People say that you don't play much in France because your fees are too high...

I don't know what is meant by a high fee: I am paid the same here as people pay me everywhere in the world. I can also play for no fee if the project or the cause interests me. Just know that I have regular offers from French institutions. Alas, many of them program concerts far less in advance than their American counterparts, who generally work three years in advance. It has happened that I have had to refuse something because I was not available, but not, as far as I know, for issues of money.

Do you always know what your agents are doing: isn't it in their interest not to lower your "value" in order to keep their 10% cut as large as possible?

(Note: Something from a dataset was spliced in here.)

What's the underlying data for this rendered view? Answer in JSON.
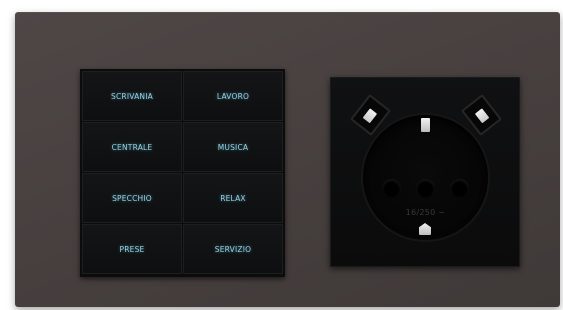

Jack Mastroianni, my current agent, is not like that, but I know of one case where one of my former agents pretended that I was not available when actually I was, perhaps for some concern about the fee or because the location did not seem "important" to him. But I learned about this much later. Once again, I would be thrilled to come play in France as soon as my schedule permits it: I get offers regularly, and I absolutely do not feel disliked or cursed. When Kurt Masur and the Orchestre national de France invited me on an international tour, I was proud and thrilled about it.
Marin Alsop programmed both of the Gershwin pieces, as well as his variations on I Got Rhythm (also made for Whiteman, but in the slightly different version found in Gershwin's manuscript), at the BSO's concerts last November. (We had to miss it, as did the Washington Post, but Tim Smith was there for the Baltimore Sun.) The tracks presented on this disc were recorded live at those concerts (the ones at the Meyerhoff, not at Strathmore), preserving some of the edgy energy -- and some of the inevitable errors and misalignments -- of live performance. The arrangements are definitely worth hearing (plink of the banjo, wail of the saxophone, and all), worth owning as an alternate to your favorite orchestral version, and could even pass muster as your only version -- if you are looking to buy one, and if the jazz side of the jazz-classical tightrope Gershwin liked is what most appeals to you. On the other hand, I am not sure that I buy Thibaudet's claim that he no longer lives only for fast movements, at least judging by the velocity of the interpretations he has recorded here, and not always in coordination with Alsop and her band. The members of the BSO included on the project play well, and with a convincing jazz-like flair, but it still might be interesting to hear these versions played by an actual jazz ensemble more like Whiteman's band.

SVILUPPO:
By coincidence, Joe Banno's review of this disc appeared on the Washington Post Web site today, and Tim Smith reviewed it for the Baltimore Sun. Somewhere, a publicist is wetting himself or herself.

2 comments:

Anonymous said...

The "I Got Rhythm" Variations was not, of course, written for Whiteman; Gershwin prepared it as a novelty for his 1934 28-cities-in-28-days concert tour.

Interesting to hear about Thibaudet's efforts to keep his repertory "fresh." Los Angeles audiences might remember his 6/05 Hollywood Bowl appearance with Leonard Slatkin and the LA Phil; the pianist hadn't yet memorized the "IGR" Variations, and was playing it with the score before him, page-turner and all. I remember the tsk-tsking by musicians in the audience that evening...

Charles T. Downey said...

Yes, thanks for that correction, which I have noted, and for the observation about the Hollywood Bowl concert (a venue that seems perfectly suited to the kind of player Thibaudet is).